Gas is flowing from Russia to the EU as normal and the bloc expects Russia to meet its supply commitments, Sabine Berger, an energy spokeswoman for the European Commission, said March 26. Exports to Europe expanded 2.9 percent this year through March 26, Russian Energy Ministry data show.
There are no alternatives to Russian gas for Germany, Gazprom’s biggest market in Europe, Economy and Energy Minister Sigmar Gabriel said yesterday in an interview with the Neue Osnarbruecker Zeitung. Russia stuck to its supply contracts, “even in the darkest hours of the Cold War,” he said.
U.S. President Barack Obama said March 26 in Brussels after meeting European leaders that the EU should consider gas imports from the U.S. as well as developing domestic resources. The EU’s overall energy dependency rate will rise to 80 percent by 2035 from 60 percent now, according to the Paris-based International Energy Agency.
Three congressional committees are holding hearings this week on whether the U.S. should sell more of its growing oil and gas resources overseas, in part to lessen European dependence on Russian oil and gas.
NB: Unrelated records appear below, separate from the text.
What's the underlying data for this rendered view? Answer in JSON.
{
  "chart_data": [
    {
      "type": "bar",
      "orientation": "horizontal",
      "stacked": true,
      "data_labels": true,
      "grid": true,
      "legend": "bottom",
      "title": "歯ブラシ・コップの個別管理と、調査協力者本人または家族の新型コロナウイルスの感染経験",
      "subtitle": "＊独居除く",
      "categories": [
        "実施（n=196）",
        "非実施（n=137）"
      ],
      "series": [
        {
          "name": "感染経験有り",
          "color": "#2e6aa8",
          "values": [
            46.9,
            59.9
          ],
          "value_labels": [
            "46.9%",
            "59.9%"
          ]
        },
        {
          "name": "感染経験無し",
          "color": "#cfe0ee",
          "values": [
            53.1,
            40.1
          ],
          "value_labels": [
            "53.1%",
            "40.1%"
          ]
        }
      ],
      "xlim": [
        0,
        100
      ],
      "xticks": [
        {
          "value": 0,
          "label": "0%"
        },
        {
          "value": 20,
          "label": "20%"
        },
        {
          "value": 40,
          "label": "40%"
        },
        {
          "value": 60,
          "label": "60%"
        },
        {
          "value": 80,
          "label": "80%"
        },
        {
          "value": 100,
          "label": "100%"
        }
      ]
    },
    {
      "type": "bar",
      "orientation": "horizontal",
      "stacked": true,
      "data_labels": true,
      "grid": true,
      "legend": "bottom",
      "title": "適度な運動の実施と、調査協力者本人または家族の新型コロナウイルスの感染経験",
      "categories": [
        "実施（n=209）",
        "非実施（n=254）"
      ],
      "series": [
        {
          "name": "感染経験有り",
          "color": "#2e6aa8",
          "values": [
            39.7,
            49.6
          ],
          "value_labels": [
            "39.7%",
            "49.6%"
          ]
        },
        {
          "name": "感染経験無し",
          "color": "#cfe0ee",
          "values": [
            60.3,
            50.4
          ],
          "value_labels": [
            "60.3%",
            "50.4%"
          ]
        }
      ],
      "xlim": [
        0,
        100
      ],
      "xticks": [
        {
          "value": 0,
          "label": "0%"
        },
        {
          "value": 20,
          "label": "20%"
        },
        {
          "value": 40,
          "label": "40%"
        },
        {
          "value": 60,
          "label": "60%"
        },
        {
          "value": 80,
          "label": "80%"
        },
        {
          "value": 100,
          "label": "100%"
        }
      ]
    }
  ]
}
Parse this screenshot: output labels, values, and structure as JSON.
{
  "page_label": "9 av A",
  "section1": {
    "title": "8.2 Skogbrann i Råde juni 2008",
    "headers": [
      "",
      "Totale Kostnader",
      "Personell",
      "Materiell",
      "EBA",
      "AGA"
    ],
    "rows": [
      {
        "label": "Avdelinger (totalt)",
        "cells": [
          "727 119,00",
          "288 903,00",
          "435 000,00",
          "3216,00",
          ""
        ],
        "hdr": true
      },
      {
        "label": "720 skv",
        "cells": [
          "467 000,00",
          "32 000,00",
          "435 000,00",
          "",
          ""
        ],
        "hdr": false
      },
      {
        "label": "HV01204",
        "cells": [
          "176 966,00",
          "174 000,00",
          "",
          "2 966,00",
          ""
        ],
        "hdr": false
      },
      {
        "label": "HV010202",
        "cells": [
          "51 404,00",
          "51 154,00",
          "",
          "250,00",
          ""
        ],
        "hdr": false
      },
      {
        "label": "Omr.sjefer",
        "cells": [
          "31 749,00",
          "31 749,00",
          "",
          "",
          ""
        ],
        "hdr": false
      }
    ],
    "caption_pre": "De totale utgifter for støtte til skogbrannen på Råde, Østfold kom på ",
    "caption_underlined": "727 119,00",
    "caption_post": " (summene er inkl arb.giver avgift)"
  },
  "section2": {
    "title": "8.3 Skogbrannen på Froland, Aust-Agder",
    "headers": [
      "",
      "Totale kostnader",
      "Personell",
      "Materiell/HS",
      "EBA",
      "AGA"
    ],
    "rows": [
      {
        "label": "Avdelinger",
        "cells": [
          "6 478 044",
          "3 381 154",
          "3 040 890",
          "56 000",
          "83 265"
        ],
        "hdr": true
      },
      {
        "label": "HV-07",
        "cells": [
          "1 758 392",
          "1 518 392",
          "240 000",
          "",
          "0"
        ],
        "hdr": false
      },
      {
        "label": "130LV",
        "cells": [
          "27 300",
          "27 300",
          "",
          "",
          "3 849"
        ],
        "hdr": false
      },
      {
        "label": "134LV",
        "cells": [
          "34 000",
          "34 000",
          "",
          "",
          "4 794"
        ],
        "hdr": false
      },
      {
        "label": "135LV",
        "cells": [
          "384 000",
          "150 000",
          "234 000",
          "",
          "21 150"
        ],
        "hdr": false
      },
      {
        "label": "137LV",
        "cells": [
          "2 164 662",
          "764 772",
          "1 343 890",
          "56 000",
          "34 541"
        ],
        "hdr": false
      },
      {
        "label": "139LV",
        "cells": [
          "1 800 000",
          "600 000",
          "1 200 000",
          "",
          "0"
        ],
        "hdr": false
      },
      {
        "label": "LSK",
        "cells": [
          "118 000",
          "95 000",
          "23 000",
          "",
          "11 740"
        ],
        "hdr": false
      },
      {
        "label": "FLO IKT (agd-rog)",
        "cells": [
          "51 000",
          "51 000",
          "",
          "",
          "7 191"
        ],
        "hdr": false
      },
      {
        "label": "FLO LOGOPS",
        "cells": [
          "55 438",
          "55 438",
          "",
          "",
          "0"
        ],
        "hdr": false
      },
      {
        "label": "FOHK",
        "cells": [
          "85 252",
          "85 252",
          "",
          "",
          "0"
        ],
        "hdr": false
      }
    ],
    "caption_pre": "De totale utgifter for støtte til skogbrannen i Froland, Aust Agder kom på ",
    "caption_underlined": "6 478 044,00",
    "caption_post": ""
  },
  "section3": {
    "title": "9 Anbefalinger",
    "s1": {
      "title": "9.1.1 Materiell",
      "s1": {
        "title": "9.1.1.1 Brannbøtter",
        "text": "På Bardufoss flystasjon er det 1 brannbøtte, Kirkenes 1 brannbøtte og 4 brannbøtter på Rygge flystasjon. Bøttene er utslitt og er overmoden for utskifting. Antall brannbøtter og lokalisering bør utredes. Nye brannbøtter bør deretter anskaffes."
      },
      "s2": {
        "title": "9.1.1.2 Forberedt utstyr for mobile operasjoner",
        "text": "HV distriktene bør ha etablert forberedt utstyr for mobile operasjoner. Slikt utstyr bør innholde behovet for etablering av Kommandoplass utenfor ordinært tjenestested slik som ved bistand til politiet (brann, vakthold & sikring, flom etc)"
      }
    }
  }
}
“Natural gas exports will not only drive continued investment in domestic production and create jobs, they’re also a powerful geopolitical tool particularly in light of Russia’s illegal aggression in the Ukraine,” Mary Landrieu, chairman of the Energy and Natural Resources Committee, said March 25 at her first hearing as head of the panel. “The last thing Putin and his cronies want is competition from the United States of America in the energy race.”
In addition to LNG, European nations could buy more gas from Norway and the Netherlands. They have the capacity to each boost pipeline exports by at least 20 billion cubic meters, or enough combined to supply France for a year, Bruegel estimates. Europe also could favor coal over gas in power plants, said Jonathan Stern, the founder of the Oxford Institute for Energy Studies.
Replicating the U.S. success in tapping gas trapped in shale-rock formations will take years. Poland is developing Europe’s largest recoverable deposits, estimated at 4.2 trillion cubic meters by the U.S. Energy Information Administration. While that’s enough to meet nine years of EU consumption, the country will likely be producing no more than 20 billion cubic meters annually by 2020, said Sikorski of Energy Aspects.
“Neither Polish shale gas, or shale gas anywhere else in Europe, nor anything else can be a game changer which will make any immediate and significant difference,” Stern said. “The only thing which can be done quickly would be to use massive amounts of additional coal rather than gas. This would massively add to environmental problems.”